(Dor"mant) n. [See Dormant, a.] (Arch.) A large beam in the roof of a house upon which
portions of the other timbers rest or " sleep." Arch. Pub. Soc. Called also dormant tree, dorman
tree, dormond, and dormer. Halliwell.
(Dor"mer or Dor"mer win"dow) n. [Literally, the window of a sleeping apartment. F. dormir to
sleep. See Dormant, a. & n.] (Arch.) A window pierced in a roof, and so set as to be vertical while
the roof slopes away from it. Also, the gablet, or houselike structure, in which it is contained.
(Dor"mi*tive) a. [Cf. F. dormitif, fr. dormire to sleep.] Causing sleep; as, the dormitive
properties of opium. Clarke. n. (Med.) A medicine to promote sleep; a soporific; an opiate.
(Dor"mi*to*ry) n.; pl. Dormitories [L. dormitorium, fr. dormitorius of or for sleeping, fr.
dormire to sleep. See Dormant.]
1. A sleeping room, or a building containing a series of sleeping rooms; a sleeping apartment capable of
containing many beds; esp., one connected with a college or boarding school. Thackeray.
2. A burial place. [Obs.] Ayliffe.
My sister was interred in a very honorable manner in our dormitory, joining to the parish church.Evelyn.
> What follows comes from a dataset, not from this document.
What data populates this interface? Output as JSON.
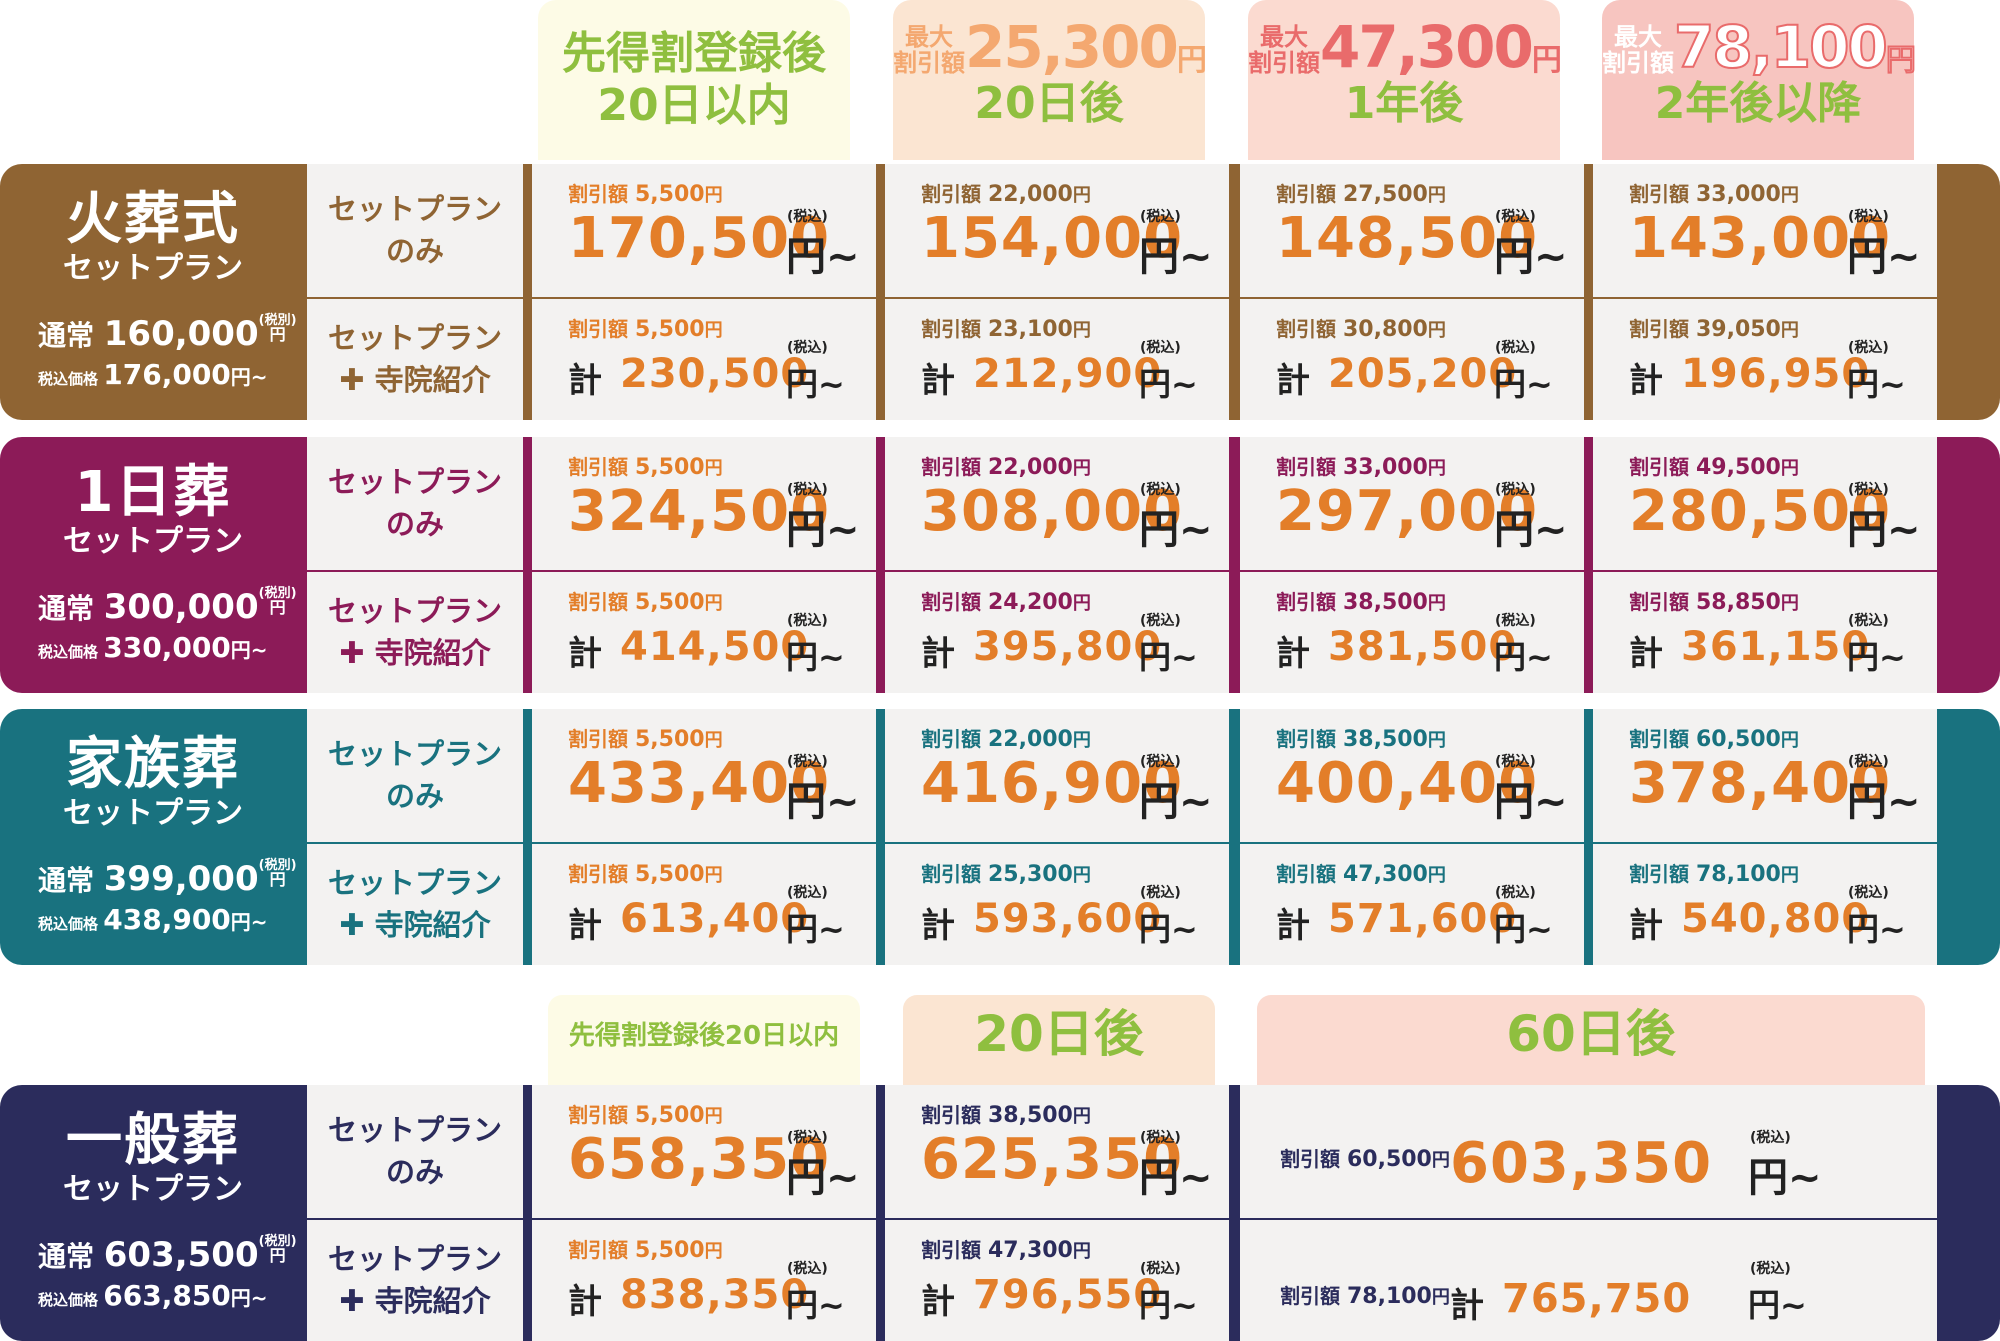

(Dor"mouse) n.; pl. Dormice [Perh. fr. F. dormir to sleep (Prov. E. dorm to doze) + E.
mouse; or perh. changed fr. F. dormeuse, fem., a sleeper, though not found in the sense of a dormouse.]
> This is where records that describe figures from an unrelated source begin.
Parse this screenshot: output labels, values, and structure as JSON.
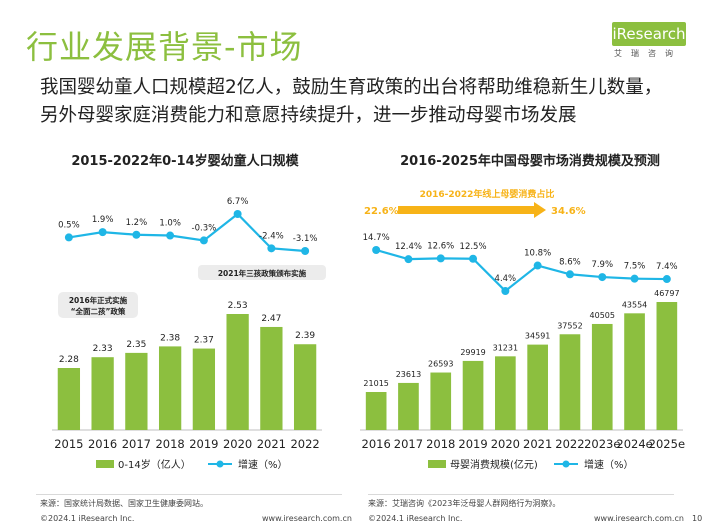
{
  "page": {
    "title": "行业发展背景-市场",
    "subtitle": "我国婴幼童人口规模超2亿人，鼓励生育政策的出台将帮助维稳新生儿数量，另外母婴家庭消费能力和意愿持续提升，进一步推动母婴市场发展",
    "logo_text": "iResearch",
    "logo_cn": "艾瑞咨询",
    "source_left": "来源：国家统计局数据、国家卫生健康委网站。",
    "source_right": "来源：艾瑞咨询《2023年泛母婴人群网络行为洞察》。",
    "copyright_left": "©2024.1 iResearch Inc.",
    "url_left": "www.iresearch.com.cn",
    "copyright_right": "©2024.1 iResearch Inc.",
    "url_right": "www.iresearch.com.cn",
    "page_number": "10",
    "colors": {
      "accent": "#8cbf3f",
      "bar": "#8cbf3f",
      "line": "#1fb6e6",
      "arrow": "#f7b318"
    }
  },
  "chart_data": [
    {
      "type": "bar+line",
      "title": "2015-2022年0-14岁婴幼童人口规模",
      "categories": [
        "2015",
        "2016",
        "2017",
        "2018",
        "2019",
        "2020",
        "2021",
        "2022"
      ],
      "bar_labels": [
        "2.28",
        "2.33",
        "2.35",
        "2.38",
        "2.37",
        "2.53",
        "2.47",
        "2.39"
      ],
      "line_labels": [
        "0.5%",
        "1.9%",
        "1.2%",
        "1.0%",
        "-0.3%",
        "6.7%",
        "-2.4%",
        "-3.1%"
      ],
      "series": [
        {
          "name": "0-14岁（亿人）",
          "kind": "bar",
          "values": [
            2.28,
            2.33,
            2.35,
            2.38,
            2.37,
            2.53,
            2.47,
            2.39
          ]
        },
        {
          "name": "增速（%）",
          "kind": "line",
          "values": [
            0.5,
            1.9,
            1.2,
            1.0,
            -0.3,
            6.7,
            -2.4,
            -3.1
          ]
        }
      ],
      "annotations": [
        {
          "text": "2016年正式实施\n“全面二孩”政策"
        },
        {
          "text": "2021年三孩政策颁布实施"
        }
      ]
    },
    {
      "type": "bar+line",
      "title": "2016-2025年中国母婴市场消费规模及预测",
      "categories": [
        "2016",
        "2017",
        "2018",
        "2019",
        "2020",
        "2021",
        "2022",
        "2023e",
        "2024e",
        "2025e"
      ],
      "bar_labels": [
        "21015",
        "23613",
        "26593",
        "29919",
        "31231",
        "34591",
        "37552",
        "40505",
        "43554",
        "46797"
      ],
      "line_labels": [
        "14.7%",
        "12.4%",
        "12.6%",
        "12.5%",
        "4.4%",
        "10.8%",
        "8.6%",
        "7.9%",
        "7.5%",
        "7.4%"
      ],
      "series": [
        {
          "name": "母婴消费规模(亿元)",
          "kind": "bar",
          "values": [
            21015,
            23613,
            26593,
            29919,
            31231,
            34591,
            37552,
            40505,
            43554,
            46797
          ]
        },
        {
          "name": "增速（%）",
          "kind": "line",
          "values": [
            14.7,
            12.4,
            12.6,
            12.5,
            4.4,
            10.8,
            8.6,
            7.9,
            7.5,
            7.4
          ]
        }
      ],
      "annotations": [
        {
          "text": "2016-2022年线上母婴消费占比"
        },
        {
          "text": "22.6%"
        },
        {
          "text": "34.6%"
        }
      ]
    }
  ]
}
(Zoöl.) A small European rodent of the genus Myoxus, of several species. They live in trees and feed on
nuts, acorns, etc.; so called because they are usually torpid in winter.
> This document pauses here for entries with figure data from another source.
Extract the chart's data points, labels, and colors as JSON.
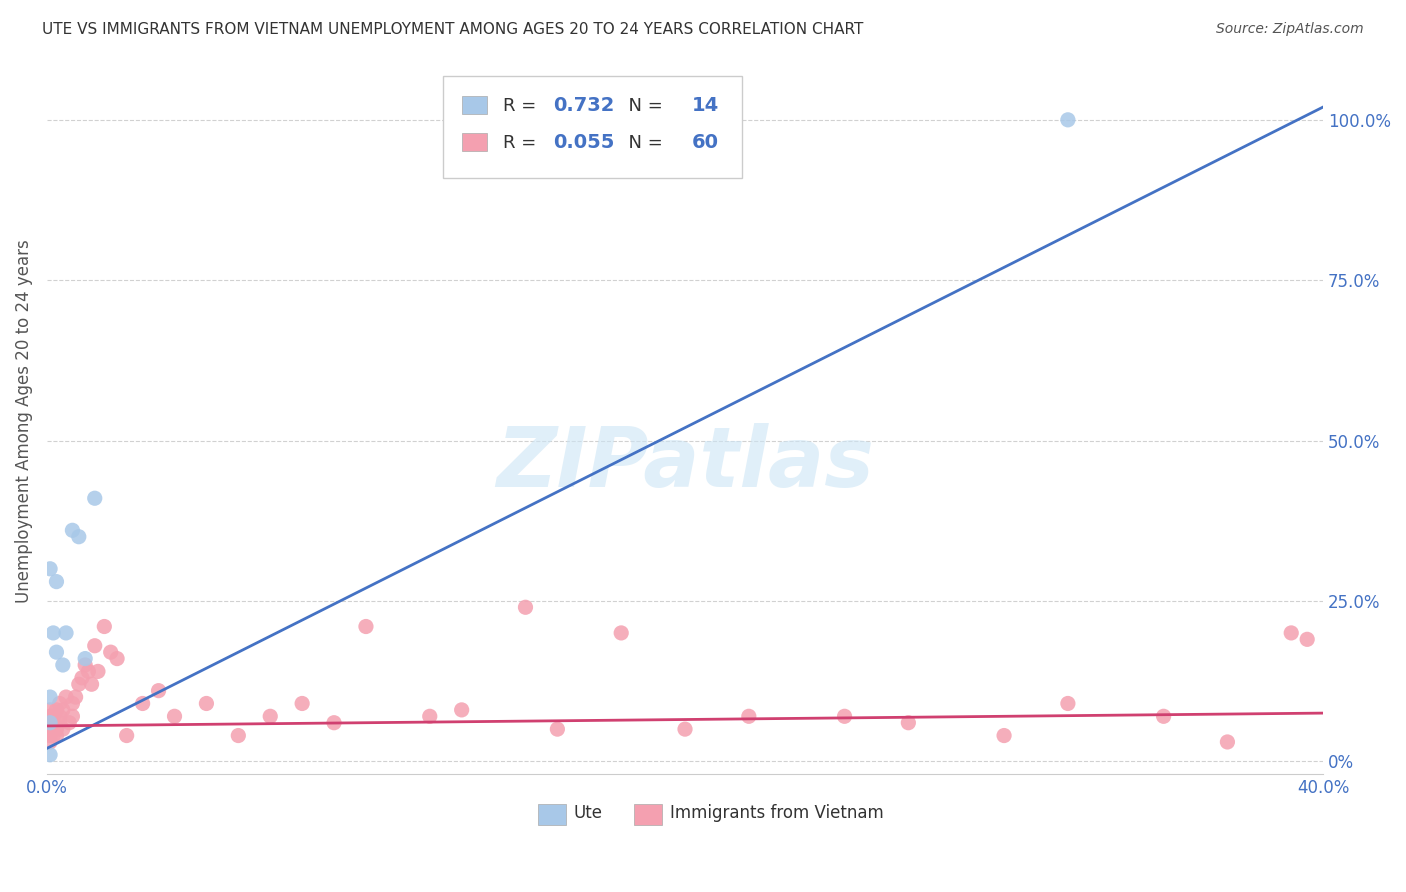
{
  "title": "UTE VS IMMIGRANTS FROM VIETNAM UNEMPLOYMENT AMONG AGES 20 TO 24 YEARS CORRELATION CHART",
  "source": "Source: ZipAtlas.com",
  "ylabel": "Unemployment Among Ages 20 to 24 years",
  "ytick_vals": [
    0.0,
    0.25,
    0.5,
    0.75,
    1.0
  ],
  "ytick_labels": [
    "0%",
    "25.0%",
    "50.0%",
    "75.0%",
    "100.0%"
  ],
  "xlim": [
    0.0,
    0.4
  ],
  "ylim": [
    -0.02,
    1.08
  ],
  "watermark": "ZIPatlas",
  "legend_ute_R": "0.732",
  "legend_ute_N": "14",
  "legend_viet_R": "0.055",
  "legend_viet_N": "60",
  "ute_color": "#a8c8e8",
  "viet_color": "#f4a0b0",
  "ute_line_color": "#4472c4",
  "viet_line_color": "#d04070",
  "bg_color": "#ffffff",
  "grid_color": "#cccccc",
  "ute_line_x": [
    0.0,
    0.4
  ],
  "ute_line_y": [
    0.02,
    1.02
  ],
  "viet_line_x": [
    0.0,
    0.4
  ],
  "viet_line_y": [
    0.055,
    0.075
  ],
  "ute_scatter_x": [
    0.001,
    0.001,
    0.001,
    0.002,
    0.003,
    0.003,
    0.005,
    0.006,
    0.008,
    0.01,
    0.012,
    0.015,
    0.001,
    0.32
  ],
  "ute_scatter_y": [
    0.3,
    0.1,
    0.06,
    0.2,
    0.17,
    0.28,
    0.15,
    0.2,
    0.36,
    0.35,
    0.16,
    0.41,
    0.01,
    1.0
  ],
  "viet_scatter_x": [
    0.001,
    0.001,
    0.001,
    0.001,
    0.001,
    0.001,
    0.001,
    0.001,
    0.002,
    0.002,
    0.002,
    0.002,
    0.003,
    0.003,
    0.003,
    0.004,
    0.004,
    0.004,
    0.005,
    0.005,
    0.006,
    0.007,
    0.008,
    0.008,
    0.009,
    0.01,
    0.011,
    0.012,
    0.013,
    0.014,
    0.015,
    0.016,
    0.018,
    0.02,
    0.022,
    0.025,
    0.03,
    0.035,
    0.04,
    0.05,
    0.06,
    0.07,
    0.08,
    0.09,
    0.1,
    0.12,
    0.13,
    0.15,
    0.16,
    0.18,
    0.2,
    0.22,
    0.25,
    0.27,
    0.3,
    0.32,
    0.35,
    0.37,
    0.39,
    0.395
  ],
  "viet_scatter_y": [
    0.05,
    0.04,
    0.06,
    0.07,
    0.08,
    0.03,
    0.05,
    0.06,
    0.05,
    0.07,
    0.04,
    0.06,
    0.05,
    0.08,
    0.04,
    0.06,
    0.09,
    0.07,
    0.05,
    0.08,
    0.1,
    0.06,
    0.09,
    0.07,
    0.1,
    0.12,
    0.13,
    0.15,
    0.14,
    0.12,
    0.18,
    0.14,
    0.21,
    0.17,
    0.16,
    0.04,
    0.09,
    0.11,
    0.07,
    0.09,
    0.04,
    0.07,
    0.09,
    0.06,
    0.21,
    0.07,
    0.08,
    0.24,
    0.05,
    0.2,
    0.05,
    0.07,
    0.07,
    0.06,
    0.04,
    0.09,
    0.07,
    0.03,
    0.2,
    0.19
  ]
}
(Dorn) n. [Cf. G. dorn thorn, D. doorn, and G. dornfisch stickleback.] (Zoöl.) A British ray; the
(Dor"nick or Dor"nock) , n. A coarse sort of damask, originally made at Tournay Belgium, and
used for hangings, carpets, etc. Also, a stout figured linen manufactured in Scotland. [Formerly written
also darnex, dornic, dorneck, etc.] Halliwell. Jamieson.
Ure says that dornock, a kind of stout figured linen, derives its name from a town in Scotland where it
was first manufactured for tablecloths.